A man can imagine his own non-existence, usually with considerable dread and misgiving. We can even imagine the non-existence of any number of gods if we conceive these gods to be contingent beings, arising perhaps from titans or licked out of primordial ice by cosmic cows.

We cannot conceive of the non-existence of the Necessary Being, however, since the necessary being that being which exists by necessity.

And to conceive of the great chain of contingent beings dependent on no necessary being, or motion without a prime mover, or causation with no first cause, or gradation without superlative, or goodness without a defining Absolute Good from which it takes its form, involves the logical paradox of an infinite regress.

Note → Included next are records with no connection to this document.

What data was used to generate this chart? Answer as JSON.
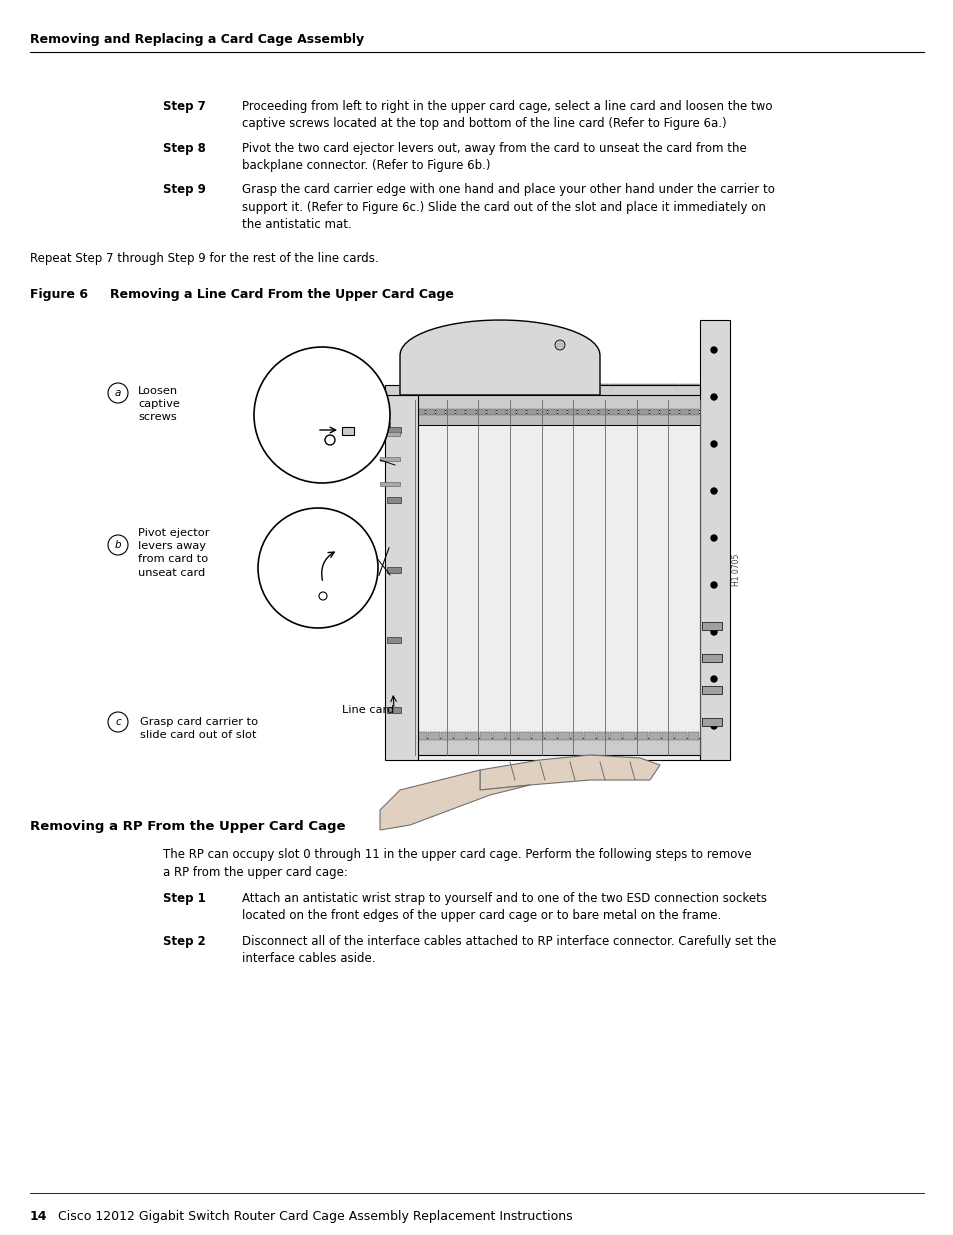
{
  "bg_color": "#ffffff",
  "header_text": "Removing and Replacing a Card Cage Assembly",
  "step7_label": "Step 7",
  "step7_text": "Proceeding from left to right in the upper card cage, select a line card and loosen the two\ncaptive screws located at the top and bottom of the line card (Refer to Figure 6a.)",
  "step8_label": "Step 8",
  "step8_text": "Pivot the two card ejector levers out, away from the card to unseat the card from the\nbackplane connector. (Refer to Figure 6b.)",
  "step9_label": "Step 9",
  "step9_text": "Grasp the card carrier edge with one hand and place your other hand under the carrier to\nsupport it. (Refer to Figure 6c.) Slide the card out of the slot and place it immediately on\nthe antistatic mat.",
  "repeat_text": "Repeat Step 7 through Step 9 for the rest of the line cards.",
  "figure_label": "Figure 6",
  "figure_title": "Removing a Line Card From the Upper Card Cage",
  "section_title": "Removing a RP From the Upper Card Cage",
  "rp_intro": "The RP can occupy slot 0 through 11 in the upper card cage. Perform the following steps to remove\na RP from the upper card cage:",
  "step1_label": "Step 1",
  "step1_text": "Attach an antistatic wrist strap to yourself and to one of the two ESD connection sockets\nlocated on the front edges of the upper card cage or to bare metal on the frame.",
  "step2_label": "Step 2",
  "step2_text": "Disconnect all of the interface cables attached to RP interface connector. Carefully set the\ninterface cables aside.",
  "footer_page": "14",
  "footer_text": "Cisco 12012 Gigabit Switch Router Card Cage Assembly Replacement Instructions",
  "label_a": "a",
  "label_b": "b",
  "label_c": "c",
  "ann_a": "Loosen\ncaptive\nscrews",
  "ann_b": "Pivot ejector\nlevers away\nfrom card to\nunseat card",
  "ann_c": "Grasp card carrier to\nslide card out of slot",
  "ann_linecard": "Line card"
}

St. Anselm’s argument, if taken as he said it, and later, in his answer to Gaunillon of Marmoutier repeated, is not that an existing greatest being is greater than a non-existing greatest being, therefore the greatest being exists. This argument is easily refuted as Gaunillon refutes it; but it is not the argument Anselm makes.

Rather, the argument Anselm makes is that a being who exists necessarily, that is, once whose existence is contingent on no deeper necessity, necessarily exists. This necessarily existing being cannot be dependent on another, more necessarily existing being, therefore there is no contingency where the necessary being does not exist.

Therefore to conceive of the necessarily extant being as non-existent is a contradiction in terms.

The main body of St. Anselm’s argument goes on to show why this Necessary Being is also the Unmoved Mover, the First Cause, the Absolute, and the Creator, and possesses the theological predicates of omnipotence, omniscience, benevolence, mercy and justice, and all good properties.

If the Necessary Being is defined as that being which exists by definition, then, by definition, the Necessary Being exists. And this all men know to be God.

And if the Necessary Being does not exist, of necessity, neither does any contingency, including this sentence.

But if this sentence does not exist, you are not reading it, dear reader.